Engineers measure the quality of equipment partly in terms of its signal to noise ratio. Older analogue forms of media—records, amplifiers, AM radio, and almost anything else along this sonic chain—often contributed significant amounts of their own noise: unwanted intrusions against the ideal of perfect silence. Hiss from audio tape and tube amplifiers were a common problem before the new century, as was an audible hum from a circuit picking up stray noise from other electrical sources. Even playing your uncle Fred’s old vinyl copy of a Cream album can let you re-live those days. Years of accumulated dust and scratches across the groves can make it seem like Eric Clapton was a tap dancer as well as an awesome guitarist. Listening to vinyl recordings of Debussy could be even worse. Clicks, hiss, pops and needle jumps were never part of the French minimalist’s musical vocabulary. Hearing them under his music is the equivalent to pouring coffee on a white rug.

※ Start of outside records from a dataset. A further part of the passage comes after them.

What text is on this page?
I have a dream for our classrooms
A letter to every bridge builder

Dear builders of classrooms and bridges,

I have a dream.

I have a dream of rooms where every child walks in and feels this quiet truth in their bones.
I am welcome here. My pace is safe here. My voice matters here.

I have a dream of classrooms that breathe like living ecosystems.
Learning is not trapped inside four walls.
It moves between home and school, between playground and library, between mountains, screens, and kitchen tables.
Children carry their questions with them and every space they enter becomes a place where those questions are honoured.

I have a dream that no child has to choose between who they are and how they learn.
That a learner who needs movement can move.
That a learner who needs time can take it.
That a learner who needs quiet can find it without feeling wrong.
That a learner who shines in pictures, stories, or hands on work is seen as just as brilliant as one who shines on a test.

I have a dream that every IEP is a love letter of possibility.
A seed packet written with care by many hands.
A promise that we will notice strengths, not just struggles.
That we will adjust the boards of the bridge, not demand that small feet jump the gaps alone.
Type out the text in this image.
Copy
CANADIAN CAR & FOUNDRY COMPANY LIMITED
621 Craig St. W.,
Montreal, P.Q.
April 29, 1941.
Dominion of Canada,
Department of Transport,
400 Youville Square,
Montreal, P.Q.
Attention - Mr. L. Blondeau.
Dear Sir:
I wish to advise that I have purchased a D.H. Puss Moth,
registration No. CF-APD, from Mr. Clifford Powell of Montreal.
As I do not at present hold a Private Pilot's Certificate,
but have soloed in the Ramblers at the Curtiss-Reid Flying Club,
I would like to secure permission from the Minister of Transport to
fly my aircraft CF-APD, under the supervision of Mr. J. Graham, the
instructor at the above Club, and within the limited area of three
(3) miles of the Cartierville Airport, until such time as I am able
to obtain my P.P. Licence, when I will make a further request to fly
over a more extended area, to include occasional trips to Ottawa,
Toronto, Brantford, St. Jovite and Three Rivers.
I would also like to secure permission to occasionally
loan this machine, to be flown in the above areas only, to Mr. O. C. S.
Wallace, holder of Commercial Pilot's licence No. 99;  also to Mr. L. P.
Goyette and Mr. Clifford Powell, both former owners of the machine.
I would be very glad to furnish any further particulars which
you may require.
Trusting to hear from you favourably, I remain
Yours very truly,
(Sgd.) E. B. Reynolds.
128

These days music comes to us on a mostly clean canvas. Digital platforms and better equipment have mostly eliminated noise intrusions that older Americans remember from the early days of “stereophonic sound” and homemade Heathkit amplifiers. Even a humble MP3 player hardly produces an audible hiss.
Alas, a problem that good technology and engineering has mostly solved has remained as a common environmental nuisance. Too often the settings we inhabit impose a constant din.
I work on a bucolic campus with roads relegated to its edges, and it can still be hard sometimes to make myself heard over gas leaf blowers, jackhammers digging up water leaks, and all forms of construction and maintenance vehicles. Overhead, planes heading into local and distant airports narrow the gap between signal and noise.
Silence is especially an unsatisfied need in cities such as New York, where residents routinely retreat to headphones or the use of “white noise” to mask the cacophony of sound coming from the street and nearby neighbors. (See George Prochnik’s In Pursuit of Silence (2010) for a discussion of the range of intrusions).
And then there are the effects of too many evenings at concerts, where volume levels can equal the roar of planes arriving in the Caribbean’s notorious at St Maarten airport. Tinnitus is not just a condition of the old, but of many younger Americans who have racked up more decibels than miles. Sometimes the result of inner-ear nerve damage, Tinnitus affects about 1 in 5 residents of the United States.
If you have a one-note concert in your ears for long periods of time, you can match the frequency of the sound here, and more precisely, if wearing good headphones:
There is no shortage of studies connecting environmental noise to stress, lack of concentration, insomnia and irritability. With age we also seem less able to tolerate dense sound. For older adults, what was once the fun of being in a noisy restaurant with friends can begin to seem less festive, like trying to meditate on the beach directly under that Caribbean airstrip.
To be sure, we should celebrate the pristine audio landscapes we can now create. This is the age of complete music emersion. Technically speaking, musicians have never had a less cluttered acoustic to play against. But in spite of our successes with audio software, the idea of the signal to noise ratio is a reminder that we now have to contend with a world that is aurally more intrusive. As a solution, earphones not only transport us to to a paradise of music in its own study acoustic, they also help shut out the disordered noise of the places we occupy. That can be good. But the earwear that is part of the uniform of a commuter or jogger can also reduce our access to others nearby. We used to routinely greet strangers passing through our personal space with our eyes and maybe a simple hello. But the common sight of earphones on individuals in public spaces now sends a less welcoming vibe of unavailability.